From the editor
Among the many gods and goddesses worshipped at the ancient crossroad city of Dura-Europos was Atargatis. It is probably this enigmatic goddess whom we see in the relief on our cover, wearing a wall-like crown that represents her role as protectress of the city. It was found in a building known as the Temple of Adonis, where Arsu, Atargatis, Apollo, and Adonis were all honoured through inscriptions or images. This rich mix of deities is reflected in art across the pluralistic city, with soldiers depicted sacrificing to Syrian gods who had been integrated into the Roman army religion, and private houses adapted into religious buildings with Christian and Jewish wall paintings, as Jen Baird writes.
The Christian wall paintings at Dura-Europos include a fragmentary scene showing a procession of women, once thought to be holy women (Mary Magdalene among them) approaching the tomb of Christ. We return to the site later in the issue to start our tour of early Christian depictions of the Magdalene with Diane Apostolos-Cappadona.
Elsewhere, Dalu Jones takes us on a journey along the Sacred Way to the Greek site of Eleusis, home to a famous mystery cult whose initiates carried out secret nocturnal rites related to Demeter and the abduction of Persephone. Then Karen Eva Carr guides us through the differing perceptions of swimming in the ancient world, exploring how it was used not only to cool off, but to appear cool.

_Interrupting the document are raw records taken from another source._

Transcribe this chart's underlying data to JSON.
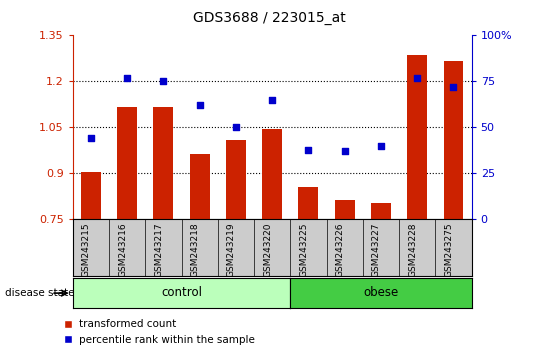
{
  "title": "GDS3688 / 223015_at",
  "samples": [
    "GSM243215",
    "GSM243216",
    "GSM243217",
    "GSM243218",
    "GSM243219",
    "GSM243220",
    "GSM243225",
    "GSM243226",
    "GSM243227",
    "GSM243228",
    "GSM243275"
  ],
  "bar_values": [
    0.905,
    1.115,
    1.115,
    0.965,
    1.01,
    1.045,
    0.855,
    0.815,
    0.805,
    1.285,
    1.265
  ],
  "scatter_values_pct": [
    44,
    77,
    75,
    62,
    50,
    65,
    38,
    37,
    40,
    77,
    72
  ],
  "n_control": 6,
  "n_obese": 5,
  "ylim_left": [
    0.75,
    1.35
  ],
  "ylim_right": [
    0,
    100
  ],
  "yticks_left": [
    0.75,
    0.9,
    1.05,
    1.2,
    1.35
  ],
  "yticks_right": [
    0,
    25,
    50,
    75,
    100
  ],
  "ytick_labels_left": [
    "0.75",
    "0.9",
    "1.05",
    "1.2",
    "1.35"
  ],
  "ytick_labels_right": [
    "0",
    "25",
    "50",
    "75",
    "100%"
  ],
  "bar_color": "#cc2200",
  "scatter_color": "#0000cc",
  "control_color": "#bbffbb",
  "obese_color": "#44cc44",
  "xticklabel_bg": "#cccccc",
  "left_axis_color": "#cc2200",
  "right_axis_color": "#0000cc",
  "dotted_line_values": [
    0.9,
    1.05,
    1.2
  ],
  "bar_width": 0.55,
  "legend_items": [
    "transformed count",
    "percentile rank within the sample"
  ]
}
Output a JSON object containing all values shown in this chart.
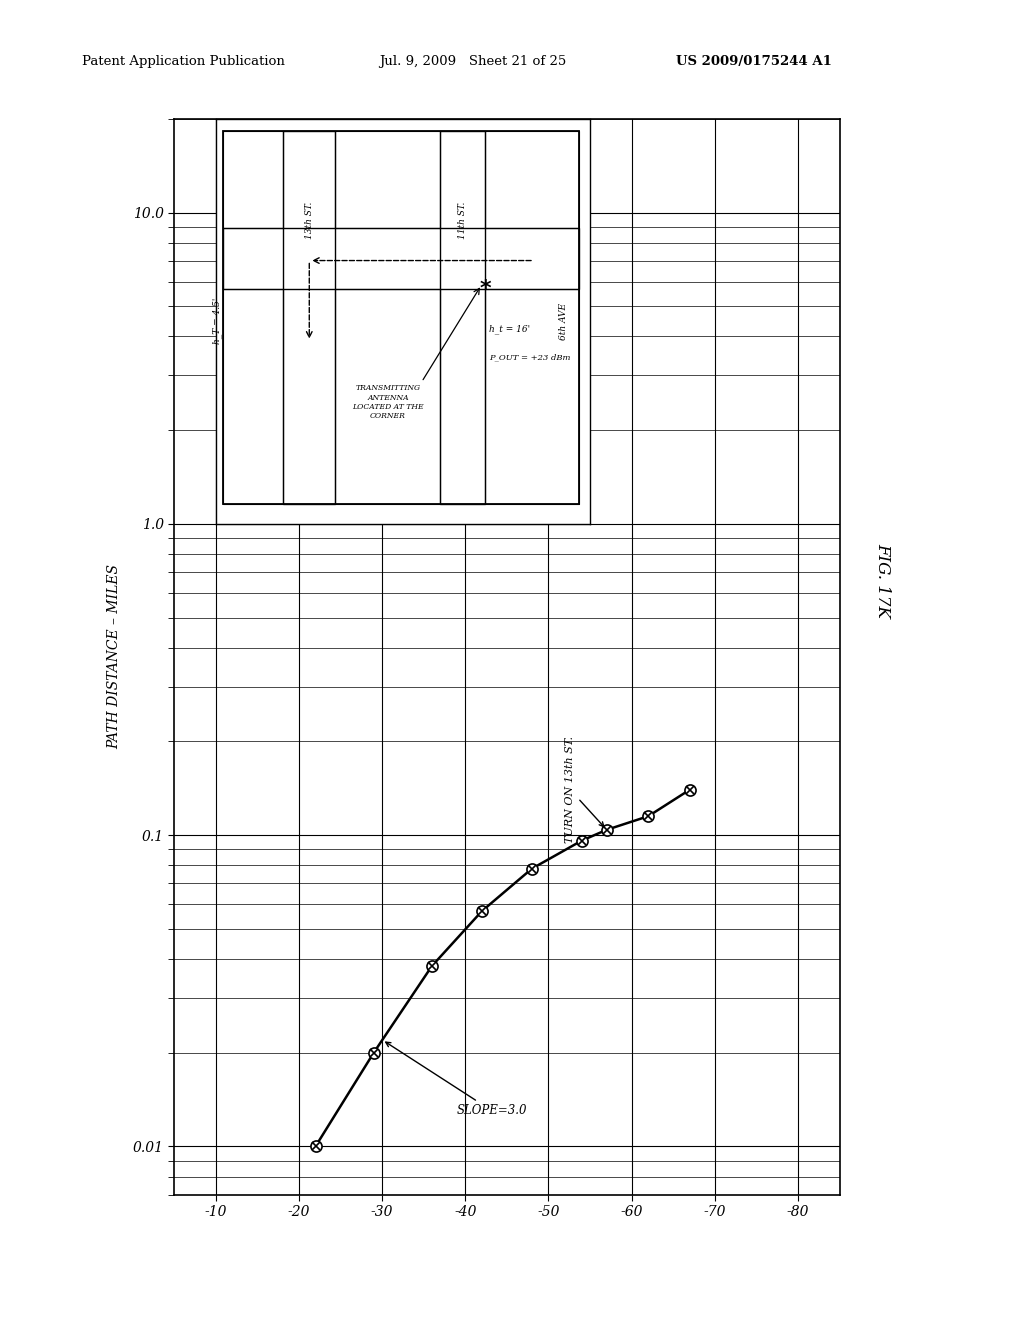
{
  "header_left": "Patent Application Publication",
  "header_mid": "Jul. 9, 2009   Sheet 21 of 25",
  "header_right": "US 2009/0175244 A1",
  "ylabel": "PATH DISTANCE – MILES",
  "xlabel_values": [
    -10,
    -20,
    -30,
    -40,
    -50,
    -60,
    -70,
    -80
  ],
  "xlabel_ticks": [
    "-10",
    "-20",
    "-30",
    "-40",
    "-50",
    "-60",
    "-70",
    "-80"
  ],
  "yticks": [
    0.01,
    0.1,
    1.0,
    10.0
  ],
  "ytick_labels": [
    "0.01",
    "0.1",
    "1.0",
    "10.0"
  ],
  "ylim": [
    0.007,
    20.0
  ],
  "xlim": [
    -5,
    -85
  ],
  "data_x": [
    -22,
    -29,
    -36,
    -42,
    -48,
    -54,
    -57,
    -62,
    -67
  ],
  "data_y": [
    0.01,
    0.02,
    0.038,
    0.057,
    0.078,
    0.096,
    0.104,
    0.115,
    0.14
  ],
  "slope_text": "SLOPE=3.0",
  "turn_text": "TURN ON 13th ST.",
  "fig_label": "FIG. 17K",
  "background_color": "#ffffff",
  "line_color": "#000000"
}
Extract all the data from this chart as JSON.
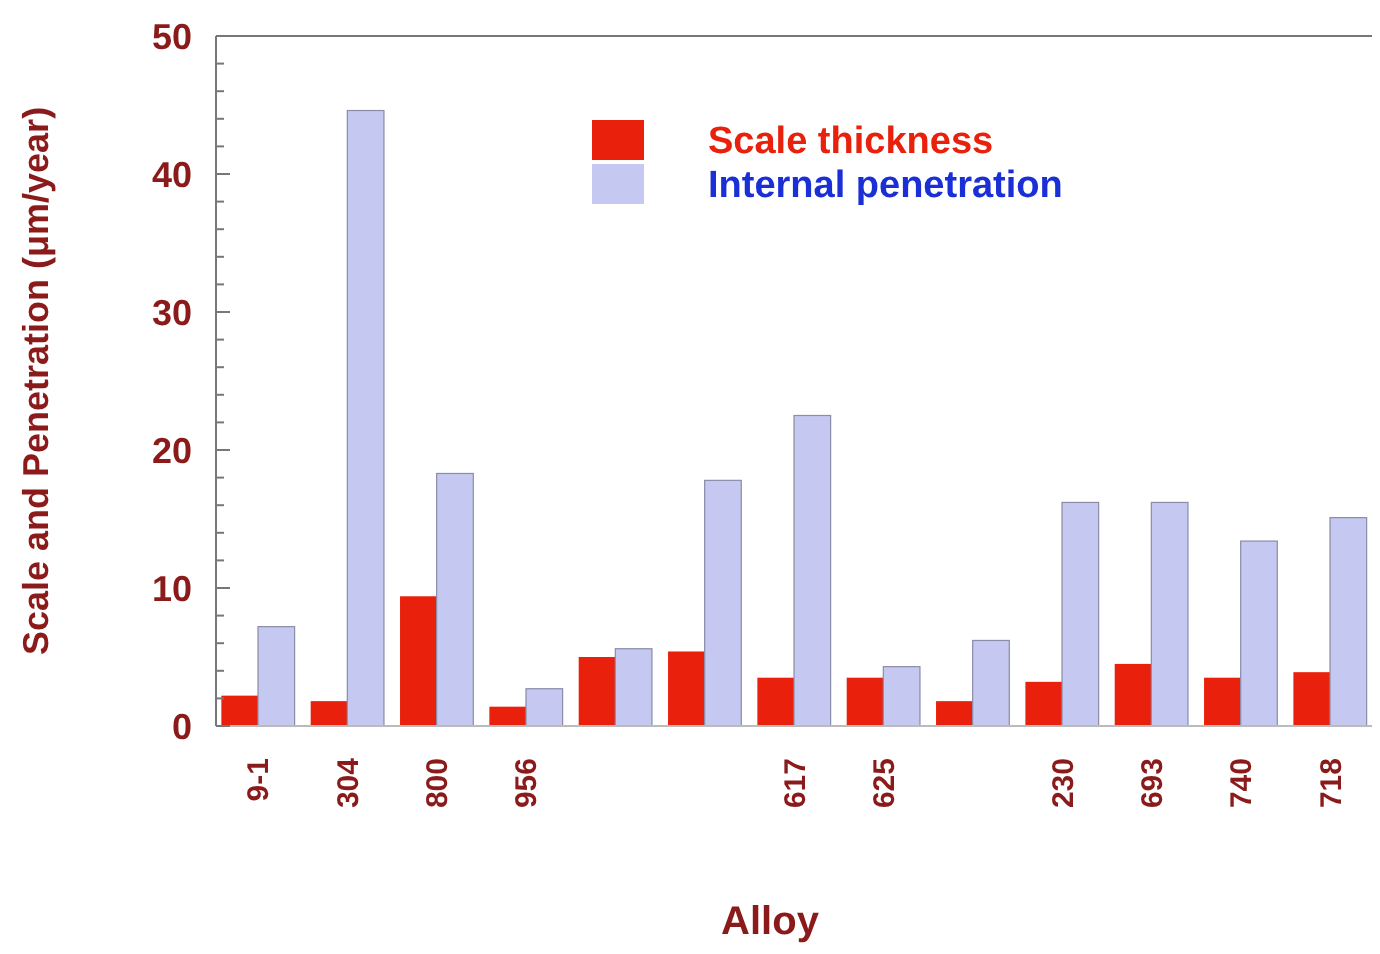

We also have a pair of articles looking, in different ways, at the relationship between art and the natural world. First, Pamela Smith shares insights into the fascinating but gory practice of life-casting, through which early modern artists could imitate the generative and transformative power of nature. Their recipes were written down in manuals that tell us much about the role of experimentation, the use of the human body, and attitudes toward practical craftwork. Later, we look at images of dogs and other animals, in paintings, sculptures, and books that show our enduring preoccupation with different species.
Due to rising costs, this will be the last issue of Minerva published for the foreseeable future, and so the last time I introduce you to an issue. I started writing for Minerva under Lindsay Fulcher in 2014, and it has been a pleasure following in her footsteps
as editor, learning from and travelling vicariously through the work of our authors.
My thanks go to everyone who has worked on and contributed to Minerva – and to you, our loyal readers.